Comme des «dealers» sans scrupules, les établissements financiers ont vendu leur «came» à des populations toujours plus vulnérables : immigrés, seniors, étudiants... Exemple ? Public Interest Research Group se bat depuis des années pour stopper les tactiques «prédatrices» des banques dans les universités publiques. «Une dette excessive et coûteuse sur les cartes de crédit a aggravé les difficultés des étudiants, déjà pénalisés par l'augmentation du coût des études», a récemment témoigné cette association devant le Congrès. Les banques, qui tiennent table ouverte sur les campus, attirent les étudiants à coups de tee-shirts, frisbees, pizzas et sodas gratuits. Elles passent des accords avec les associations d'anciens élèves, et ont même signé des contrats avec plusieurs établissements, dont l'Université d'Illinois. Moyennant royalties, ces universités leur fournissent les données confidentielles sur leurs élèves...
Aujourd'hui, le retour sur terre est brutal. Non seulement les établissements financiers mettent leur marketing en sourdine, mais ils serrent la vis à leurs clients. Ils abaissent unilatéralement les limites d'emprunt, annulent les cartes non actives. Surtout, les créanciers sanctionnent sévèrement toute échéance non honorée : avec de lourdes pénalités de retard, et/ou une augmentation du taux, passant brutalement de 9% à 24%, voire 39% ! Ce qui risque d'aggraver encore le risque de défaut.
Au tribunal civil de New York, qui traite les dossiers jusqu'à 25 000 dollars (17 800 euros), les plaintes pour impayés sur cartes de crédit ont triplé depuis 2000, pour constituer presque la moitié des cas.

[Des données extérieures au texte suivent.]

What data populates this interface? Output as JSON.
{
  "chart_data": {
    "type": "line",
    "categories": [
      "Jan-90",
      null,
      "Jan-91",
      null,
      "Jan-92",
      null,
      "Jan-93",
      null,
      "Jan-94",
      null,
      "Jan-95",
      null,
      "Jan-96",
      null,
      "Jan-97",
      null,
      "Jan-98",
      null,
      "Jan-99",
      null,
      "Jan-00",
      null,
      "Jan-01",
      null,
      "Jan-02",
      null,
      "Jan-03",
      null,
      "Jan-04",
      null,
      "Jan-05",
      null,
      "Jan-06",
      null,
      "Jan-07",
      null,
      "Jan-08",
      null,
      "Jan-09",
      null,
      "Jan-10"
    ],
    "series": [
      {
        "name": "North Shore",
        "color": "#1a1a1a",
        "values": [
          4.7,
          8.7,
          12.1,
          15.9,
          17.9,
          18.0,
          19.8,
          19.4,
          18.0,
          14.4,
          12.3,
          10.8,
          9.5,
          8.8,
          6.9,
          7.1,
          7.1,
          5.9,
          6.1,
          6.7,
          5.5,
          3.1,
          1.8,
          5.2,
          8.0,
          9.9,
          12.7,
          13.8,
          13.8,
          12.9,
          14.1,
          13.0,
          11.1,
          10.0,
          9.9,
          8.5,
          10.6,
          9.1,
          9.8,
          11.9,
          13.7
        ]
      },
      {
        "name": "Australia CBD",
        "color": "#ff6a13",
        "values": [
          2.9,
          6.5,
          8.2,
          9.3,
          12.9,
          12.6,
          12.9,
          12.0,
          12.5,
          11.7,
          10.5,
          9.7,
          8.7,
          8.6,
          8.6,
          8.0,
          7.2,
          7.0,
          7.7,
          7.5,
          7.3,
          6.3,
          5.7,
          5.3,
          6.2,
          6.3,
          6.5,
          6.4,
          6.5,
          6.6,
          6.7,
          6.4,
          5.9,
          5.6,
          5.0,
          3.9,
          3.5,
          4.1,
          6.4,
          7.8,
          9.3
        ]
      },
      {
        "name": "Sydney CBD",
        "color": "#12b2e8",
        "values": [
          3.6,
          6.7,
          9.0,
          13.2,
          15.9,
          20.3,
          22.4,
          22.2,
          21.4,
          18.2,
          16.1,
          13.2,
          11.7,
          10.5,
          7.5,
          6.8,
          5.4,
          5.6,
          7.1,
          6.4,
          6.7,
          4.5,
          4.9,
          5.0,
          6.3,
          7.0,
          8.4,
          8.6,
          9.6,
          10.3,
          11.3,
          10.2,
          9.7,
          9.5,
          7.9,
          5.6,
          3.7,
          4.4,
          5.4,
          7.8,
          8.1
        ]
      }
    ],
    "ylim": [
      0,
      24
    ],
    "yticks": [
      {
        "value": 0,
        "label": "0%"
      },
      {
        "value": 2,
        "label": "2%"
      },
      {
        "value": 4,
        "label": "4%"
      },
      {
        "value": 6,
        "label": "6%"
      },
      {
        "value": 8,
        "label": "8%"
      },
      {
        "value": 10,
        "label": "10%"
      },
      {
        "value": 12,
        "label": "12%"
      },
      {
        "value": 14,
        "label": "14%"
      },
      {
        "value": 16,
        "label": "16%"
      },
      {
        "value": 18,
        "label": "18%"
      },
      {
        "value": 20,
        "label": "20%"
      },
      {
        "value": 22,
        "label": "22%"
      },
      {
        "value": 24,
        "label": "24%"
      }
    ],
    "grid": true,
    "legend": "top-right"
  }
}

Mandatées par les banques, les agences de recouvrement y négocient des réductions de créances. Même tendance en Floride : «Nous avons 30% d'appels supplémentaires par rapport à l'an dernier, et les gens sont plus angoissés, constate April Lewis-Parks, dont la firme conseille les surendettés. En moyenne, nos clients ont cinq cartes de crédit. Comparé à l'an dernier, le niveau moyen de leur débit a triplé, à 17 100 euros. Pour 12 à 15% d'entre eux, la faillite personnelle est la meilleure option.»
Voilà qui n'augure rien de bon pour la consommation et la croissance en 2009. «Nous n'aurons plus le choix : il faudra en passer par un programme systématique de renégociation des dettes du consommateur américain», prédit le professeur Robert Manning, qui a développé une méthode d'évaluation des capacités de remboursement. Et une fois ce choc absorbé ? «On ne pourra pas faire comme si de rien n'était. Il nous faudra réduire notre standing, réformer notre modèle de croissance.» Les «cigales» américaines seront- elles capables de reconstruire une civilisation plus frugale ? D'épargner ? D'investir dans les infrastructures, la recherche et l'éducation, plutôt que de flamber dans la consommation immédiate ?

Pas facile de repenser l'
American dream...

 

Dominique Nora
Le Nouvel Observateur  http://hebdo.nouvelobs.com/hebdo/parution/p2294/articles/a386440-cartes_de_credit_le_piege_du_plastique.html

On a les mêmes à la maison  !
Les conséquences des crédits révolving commencent à faire des ravages !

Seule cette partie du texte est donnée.